Sorry I couldn't post last night. I had to thaw out from the previous night and adjust my back from the rough seas. First I would like to thank TCAT and Andy for the gas saving report I received . I hope to return the favor one day. We got a late start and arrived at the Mp 255 only to see a commercial boat tied on the rig. We then went to exxon rig to get some bottom fish and we couldn't get the Snappers off our lines.:banghead After a boat load of porgies we went to Petronus and it was dead. Not even Blackfin. TCAT had reported a nice swordfish so we had high hopesand we got started around 8:00 pm. This would be my earliest set for swordfish but it wouldn't matter. Sharks, Sharks, Sharks, Sharks!!:banghead:banghead It was cold and the seas were building to solid 3-5. During the night, we would get splashed by a wave every 30 mins. We laughed the night away just as TCATs crew did. Morning arrived and it became clear that our hopes of trolling the Marlin rig, Ram Powell were not going to happen.










We bottom fished our way back and the Snappers were crazy. Our big live baits were getting eaten by medium sized Red Snappers. I even tried natural bottom areas , 300+ deep ledges and we would still find Red Snappers. We ended the trip with a mess of Porgies, triggers, bee-liners and grouper. This snowy was the star of the trip.

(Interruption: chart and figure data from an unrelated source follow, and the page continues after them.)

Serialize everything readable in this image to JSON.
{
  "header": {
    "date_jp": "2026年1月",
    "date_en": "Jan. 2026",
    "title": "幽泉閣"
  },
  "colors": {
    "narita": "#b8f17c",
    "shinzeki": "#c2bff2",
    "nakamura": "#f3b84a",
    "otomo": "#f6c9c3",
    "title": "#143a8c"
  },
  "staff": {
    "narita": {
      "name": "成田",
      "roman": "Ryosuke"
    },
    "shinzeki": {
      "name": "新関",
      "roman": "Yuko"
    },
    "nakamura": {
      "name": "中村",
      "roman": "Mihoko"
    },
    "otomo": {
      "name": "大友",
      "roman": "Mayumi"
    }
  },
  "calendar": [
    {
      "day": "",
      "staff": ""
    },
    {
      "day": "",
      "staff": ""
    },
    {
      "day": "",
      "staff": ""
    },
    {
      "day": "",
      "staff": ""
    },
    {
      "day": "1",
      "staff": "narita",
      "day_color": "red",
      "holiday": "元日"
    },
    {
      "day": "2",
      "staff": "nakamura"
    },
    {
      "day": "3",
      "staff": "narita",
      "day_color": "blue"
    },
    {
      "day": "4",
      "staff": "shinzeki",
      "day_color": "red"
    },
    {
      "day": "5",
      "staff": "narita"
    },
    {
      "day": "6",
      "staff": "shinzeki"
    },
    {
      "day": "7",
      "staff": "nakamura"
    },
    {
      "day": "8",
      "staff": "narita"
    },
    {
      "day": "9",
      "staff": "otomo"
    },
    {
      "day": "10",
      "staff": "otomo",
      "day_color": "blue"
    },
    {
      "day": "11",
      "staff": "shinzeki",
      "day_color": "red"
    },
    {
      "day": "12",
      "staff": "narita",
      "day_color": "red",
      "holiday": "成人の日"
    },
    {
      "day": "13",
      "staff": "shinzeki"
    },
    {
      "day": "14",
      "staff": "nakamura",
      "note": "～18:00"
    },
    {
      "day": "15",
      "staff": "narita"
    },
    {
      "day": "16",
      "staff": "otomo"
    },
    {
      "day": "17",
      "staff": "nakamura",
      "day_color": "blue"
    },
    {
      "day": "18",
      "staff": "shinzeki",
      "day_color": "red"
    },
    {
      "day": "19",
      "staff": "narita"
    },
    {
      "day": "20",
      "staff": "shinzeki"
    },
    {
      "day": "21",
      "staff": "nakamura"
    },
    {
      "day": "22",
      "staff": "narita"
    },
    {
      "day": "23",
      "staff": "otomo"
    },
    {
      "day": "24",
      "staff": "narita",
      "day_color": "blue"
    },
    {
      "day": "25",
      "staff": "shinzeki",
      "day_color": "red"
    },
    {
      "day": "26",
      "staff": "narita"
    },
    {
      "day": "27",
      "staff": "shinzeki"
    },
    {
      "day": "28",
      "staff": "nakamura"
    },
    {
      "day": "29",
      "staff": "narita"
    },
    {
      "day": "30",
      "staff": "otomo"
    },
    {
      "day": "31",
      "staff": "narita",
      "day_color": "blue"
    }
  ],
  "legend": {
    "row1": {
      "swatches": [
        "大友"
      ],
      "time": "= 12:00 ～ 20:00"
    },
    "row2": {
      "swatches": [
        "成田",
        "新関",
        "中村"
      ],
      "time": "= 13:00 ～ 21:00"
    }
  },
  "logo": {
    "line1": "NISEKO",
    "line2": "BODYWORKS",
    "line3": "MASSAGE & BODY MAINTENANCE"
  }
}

I need a fish ID. What is this?









I guess we will have to wait until April since almost everythingwill beclosed. I also need someone to define endangered to me. I don't get it.

Jeff


----------



## Garbo (Oct 2, 2007)

Cool Report. Cool Pics too. thanks for sharing.


----------



## reelfinatical (Sep 30, 2007)

That snowy is pretty.  Cool report.


----------



## jewfish (Dec 4, 2007)

That is a Toro snapper, or "Big Eye Toro".


----------



## Xiphius (Oct 10, 2007)

Jeff, we were thinking of you guys when we gotback to the dock, the wind was starting to blow and figured it would start to get rough. Lets hook up and drift..


----------



## DAWGONIT (Jan 16, 2009)

Thanks for the report & pics; beautiful snowy!

Evan.


----------



## Chris V (Oct 18, 2007)

Thanks for the report. That fish is a Short Bigeye, similar to whats called a Toro as stated above (could be the same fish but I don't know with all the nicknames), its common name is a short bigeye.


----------



## Sniper Spear-It (Jan 16, 2008)

its a bigeye. they taste pretty good but you have to have a mess of them to fill up. fleash kinda similiar to a trigger


----------